Sort of. It's not that simple. You can't just compare the rewards. You also need to compare the time element, because it limits how many rewards you can get.
For an illustration of how dramatic this can be, consider that a major factor of Apples success, for example, is that their inventory turnover has skyrocketed - to more than 60 times a year as of 2012, compared to ~36 times a year for Dell (inventory turnover was one of the things Dell used to be famous for) or about 15 times a year for RIM.
In other words in 2012, for every $1m of capital locked up in in inventory at any one time, if Apple had 10% margin before considering capital costs for the inventory, they'd make $100k per turnover, for $6m, while RIM would have made $1.5m.
That capital is not free - you're either facing borrowing costs or inability to invest it elsewhere.
(of course the shipping is clearly not the only thing affecting inventory turnover)
> Perhaps investors could buy the goods (or make a loan) after they leave the shore, sell them when they get back, and pocket the difference.
Banks have had revolving credit facilities to handle this kind of thing pretty much as long as banks have existed. This changes the numbers but not the overall principle.
To be clear: It is likely that there can be savings to make this way - I'm not disputing that.
E.g. there's already at least one cargo ship that uses a kite to save fuel costs by relying on wind ( http://en.wikipedia.org/wiki/SkySails ). Clearly that's one thing that might make it profitable to making smart decisions about routes that maximize fuel savings even if that may slow down the delivery.
My point is just that it isn't sufficient to look at the savings for a single shipment - you also need to consider that the shipment will tie up substantial capital, and that has a cost per day too, whether in credit costs or in reduced ability to turn over inventory, and that will create very real limitations on how much you can slow down ships and still see benefits.
How about an automated factory ship? It not only transports goods, it makes them, and delivers them to the place where they are most needed. Automated ships around the world could then do resupply.
Or what about fish farming that works more like cattle grazing: a boat that moves a net of fish around to searching for food and nutrients before returning to land for harvest.

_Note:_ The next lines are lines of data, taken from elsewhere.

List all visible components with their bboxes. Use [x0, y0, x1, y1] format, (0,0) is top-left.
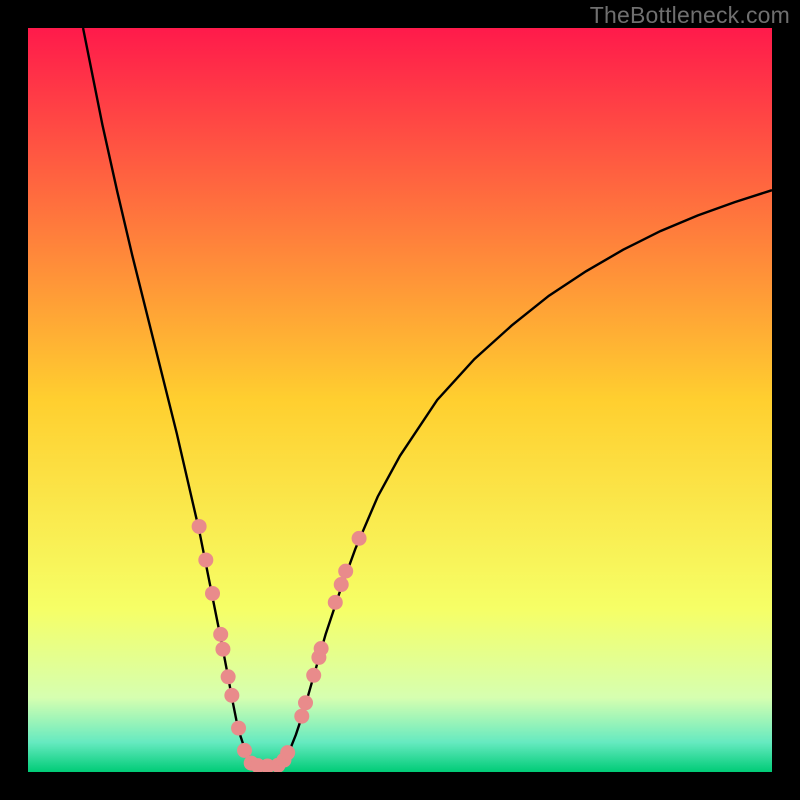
dot	[224, 688, 239, 703]
dot	[294, 709, 309, 724]
dot	[280, 745, 295, 760]
dot	[215, 642, 230, 657]
dot	[328, 595, 343, 610]
dot	[298, 695, 313, 710]
chart-background	[28, 28, 772, 772]
dot	[352, 531, 367, 546]
watermark-text: TheBottleneck.com	[590, 2, 790, 29]
dot	[205, 586, 220, 601]
dot	[221, 669, 236, 684]
dot	[231, 721, 246, 736]
dot	[338, 564, 353, 579]
chart-frame	[28, 28, 772, 772]
dot	[192, 519, 207, 534]
dot	[334, 577, 349, 592]
dot	[213, 627, 228, 642]
dot	[314, 641, 329, 656]
dot	[237, 743, 252, 758]
bottleneck-chart	[28, 28, 772, 772]
dot	[198, 552, 213, 567]
dot	[306, 668, 321, 683]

>How about an automated factory ship? It not only transports goods, it makes them, and delivers them to the place where they are most needed. Automated ships around the world could then do resupply.
Sounds crazy, but this has sort of been proposed with seasteading. Taking boats or building in international waters so they don't have to deal with local regulations. For example there was a boat off the coast of California where immigrants could go to work until they could get into the US legally. Or boats that perform abortions outside of places where they are illegal. It's not so much of a stretch that this could be done for manufacturing.